Experts have agreed that decentralising Nigeria’s export focus from crude oil and gas-related products will promote economic growth.
This was said at a recent public book launch themed ‘SET Project’ organised by the UK think-tank Overseas Development Institute (ODI) and Department for International Development (DFID) United Kingdom in Abuja.
According to Dirk Willem te Velde, David Booth, Danny Leipziger and Ebere Uneze, authors of the paper titled ‘Supporting Economic Transformation in Nigeria,’ in most low- and middle-income countries, the government economic strategies are concerned with setting their countries on a path of economic transformation.
Transformation, the authors wrote, is a process of structural change in which labour and other resources move progressively from low- to higher-productivity sectors and activities. It involves moving resources both between sectors (from agriculture to manufacturing) and within the sectors (from lower- to higher-productivity farms or firms).
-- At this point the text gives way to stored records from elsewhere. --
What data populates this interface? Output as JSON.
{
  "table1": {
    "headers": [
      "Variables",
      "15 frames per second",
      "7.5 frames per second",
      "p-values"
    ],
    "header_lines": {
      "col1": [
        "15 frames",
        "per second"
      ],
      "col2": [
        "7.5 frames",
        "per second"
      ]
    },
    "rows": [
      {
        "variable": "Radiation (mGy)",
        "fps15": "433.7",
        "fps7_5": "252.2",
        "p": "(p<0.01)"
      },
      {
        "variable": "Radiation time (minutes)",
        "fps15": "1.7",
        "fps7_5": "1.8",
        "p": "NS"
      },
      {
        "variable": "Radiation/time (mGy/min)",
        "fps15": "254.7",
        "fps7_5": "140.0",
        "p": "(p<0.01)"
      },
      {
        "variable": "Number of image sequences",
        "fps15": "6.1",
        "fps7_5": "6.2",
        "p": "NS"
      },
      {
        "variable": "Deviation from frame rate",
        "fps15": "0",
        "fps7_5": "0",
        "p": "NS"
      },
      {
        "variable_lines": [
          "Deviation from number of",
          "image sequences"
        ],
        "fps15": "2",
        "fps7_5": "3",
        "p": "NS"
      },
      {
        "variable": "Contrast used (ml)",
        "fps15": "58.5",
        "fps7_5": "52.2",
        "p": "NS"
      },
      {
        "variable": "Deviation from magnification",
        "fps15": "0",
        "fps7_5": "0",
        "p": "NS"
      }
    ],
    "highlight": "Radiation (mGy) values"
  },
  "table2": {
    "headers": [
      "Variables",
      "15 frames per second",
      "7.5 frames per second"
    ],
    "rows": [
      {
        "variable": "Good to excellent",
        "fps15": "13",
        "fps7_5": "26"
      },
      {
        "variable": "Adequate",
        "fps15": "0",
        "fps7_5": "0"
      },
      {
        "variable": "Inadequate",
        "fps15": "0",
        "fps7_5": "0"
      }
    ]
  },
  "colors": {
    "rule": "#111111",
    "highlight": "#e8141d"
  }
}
Usually, it involves product diversification and new export activities.
The authors argued that product diversification was a more ambitious objective than high growth, and for many countries it was the best or only route to inclusive, employment-intensive growth. Following the experience of countries that have made the breakthrough to transformation in recent decades, the paper noted that transformation require a calibre and consistent policy-making and policy delivery.
“Economic analysis can point to areas where investments would have the right payoffs if given the right institutional and policy support, but political economy analysis provides ample reasons for doubting whether such support would be sustained for long enough to be effective.
“There is an urgent need to identify ways of breaking into this circle, with politically and economically smart interventions capable of attracting the support of reform-minded members of domestic and international policy communities,” read the paper.
By providing analysis and advice and engaging in dialogue with policy-makers and professionals in a number of developing countries, the SET programme commits to tackle the challenge.
“This paper is an output of preliminary work addressed to the policy community in Nigeria in the context of the new hopes and expectations generated by the accession of President Muhammadu Buhari in 2015.
“The paper pulls no punches. It has two principal aims. One is to make as clear as possible the scale and nature of the challenge economic transformation poses to Nigeria. The other is to begin an exploration of ways of breaking into the country’s particularly difficult circle of political-economy factors with transformation-oriented initiatives that are both technically sound and politically feasible,” wrote the authors.
Nigeria, according to the paper, is at a critical juncture where it needs to begin a process of economic transformation.
“A major obstacle to taking the necessary policy steps to initiate real transformation is complacency – a lack of awareness at the highest policy levels of the extent to which Nigeria has lagged behind other countries facing similar or less favourable structural conditions,” read the paper.